Many preschools have an educational philosophy that guides their classroom instruction and teachers’ interaction with the children.
Here is a brief overview of four popular education philosophies in Kansas City’s preschools – Project Construct, Montessori, Reggio Emilia and Creative Curriculum. Preschools may interpret these philosophies differently. For additional information on these philosophies, check out the following articles: Preschool Philosophy 101 and Comparing Preschool Philosophies.
This framework is not organized according to traditional subject areas. Instead, it uses students’ interests to motivate and engage them, encourages children to collaborate and work together, and allows them to take initiative, express opinions and make choices.
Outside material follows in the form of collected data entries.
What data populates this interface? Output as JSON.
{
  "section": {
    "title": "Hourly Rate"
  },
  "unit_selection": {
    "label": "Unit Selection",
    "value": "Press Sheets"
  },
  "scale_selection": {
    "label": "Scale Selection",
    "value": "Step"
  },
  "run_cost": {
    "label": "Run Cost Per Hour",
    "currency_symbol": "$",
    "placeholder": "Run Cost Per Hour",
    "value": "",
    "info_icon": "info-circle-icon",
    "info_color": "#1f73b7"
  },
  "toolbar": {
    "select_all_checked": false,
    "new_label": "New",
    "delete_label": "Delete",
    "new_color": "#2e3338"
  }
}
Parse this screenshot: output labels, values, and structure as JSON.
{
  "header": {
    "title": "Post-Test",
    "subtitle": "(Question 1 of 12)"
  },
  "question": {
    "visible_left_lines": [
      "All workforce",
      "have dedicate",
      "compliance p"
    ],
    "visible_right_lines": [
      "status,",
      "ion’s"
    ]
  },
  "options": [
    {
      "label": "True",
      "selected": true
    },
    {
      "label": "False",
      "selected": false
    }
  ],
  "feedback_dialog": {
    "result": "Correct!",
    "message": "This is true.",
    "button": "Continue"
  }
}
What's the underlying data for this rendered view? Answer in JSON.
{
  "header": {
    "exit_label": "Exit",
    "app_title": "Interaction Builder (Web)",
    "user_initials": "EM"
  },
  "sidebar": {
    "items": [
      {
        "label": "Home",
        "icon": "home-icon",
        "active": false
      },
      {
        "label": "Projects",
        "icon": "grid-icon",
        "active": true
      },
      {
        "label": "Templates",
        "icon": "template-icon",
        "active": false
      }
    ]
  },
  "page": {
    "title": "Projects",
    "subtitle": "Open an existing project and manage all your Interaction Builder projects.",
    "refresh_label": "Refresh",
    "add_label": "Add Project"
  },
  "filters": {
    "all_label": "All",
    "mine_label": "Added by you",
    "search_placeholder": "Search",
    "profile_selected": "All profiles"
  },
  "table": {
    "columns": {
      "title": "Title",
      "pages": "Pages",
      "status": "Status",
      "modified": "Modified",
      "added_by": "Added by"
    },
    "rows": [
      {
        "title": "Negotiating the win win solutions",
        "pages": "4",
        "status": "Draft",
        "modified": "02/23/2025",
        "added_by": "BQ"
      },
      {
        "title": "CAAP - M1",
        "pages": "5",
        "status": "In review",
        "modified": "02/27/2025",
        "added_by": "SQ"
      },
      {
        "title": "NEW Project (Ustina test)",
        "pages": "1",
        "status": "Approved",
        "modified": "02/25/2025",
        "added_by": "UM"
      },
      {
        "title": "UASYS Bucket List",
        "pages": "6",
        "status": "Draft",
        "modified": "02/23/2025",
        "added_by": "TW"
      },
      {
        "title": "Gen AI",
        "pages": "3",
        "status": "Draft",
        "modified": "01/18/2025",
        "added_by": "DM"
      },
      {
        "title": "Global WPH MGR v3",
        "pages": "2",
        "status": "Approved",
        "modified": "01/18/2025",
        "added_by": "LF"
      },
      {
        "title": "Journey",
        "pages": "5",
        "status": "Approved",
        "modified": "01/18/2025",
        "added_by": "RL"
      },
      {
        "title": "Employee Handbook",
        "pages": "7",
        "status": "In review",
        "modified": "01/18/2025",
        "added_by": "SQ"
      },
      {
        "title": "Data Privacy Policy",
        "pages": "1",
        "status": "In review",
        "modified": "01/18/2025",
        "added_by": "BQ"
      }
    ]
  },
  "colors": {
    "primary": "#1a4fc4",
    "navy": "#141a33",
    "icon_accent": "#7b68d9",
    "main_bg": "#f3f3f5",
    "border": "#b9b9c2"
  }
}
This approach is child-centered, with teachers serving as guides. In the Montessori school, play is a child’s work. While there is a focus on academics, the distinguishing feature is that children learn at their own pace. Classrooms are arranged so that children ages three, four and five are all in the same room. This allows the older children to serve as role models for the younger ones, and also exposes children to different ages. Many parents choose Montessori because they believe it helps their children acquire leadership skills and independence in general.
Reggio Emilia schools are known for a project-based approach, which many preschool programs have borrowed. In a project-based curriculum, lessons are based on the interest of the students. Parents who want their child to be a good citizen may choose a Reggio Emilia program. Children learn about cooperation through the many projects, particularly how to solve problems and resolve conflicts.
Developed by for-profit Teaching Strategies Inc., this system provides teachers with textbooks and written materials that outline a child-centered approach. The company describes it as a “research-based system” that is being used in increasing numbers of preschool programs. It is based on five fundamental principles:
1. Positive interactions and relationships with adults provide a critical foundation for successful learning.
2. Social–emotional competence is a significant factor in school success.
3. Constructive, purposeful play supports essential learning.
4. The physical environment affects the type and quality of learning interactions.
5. Teacher–family partnerships promote development and learning.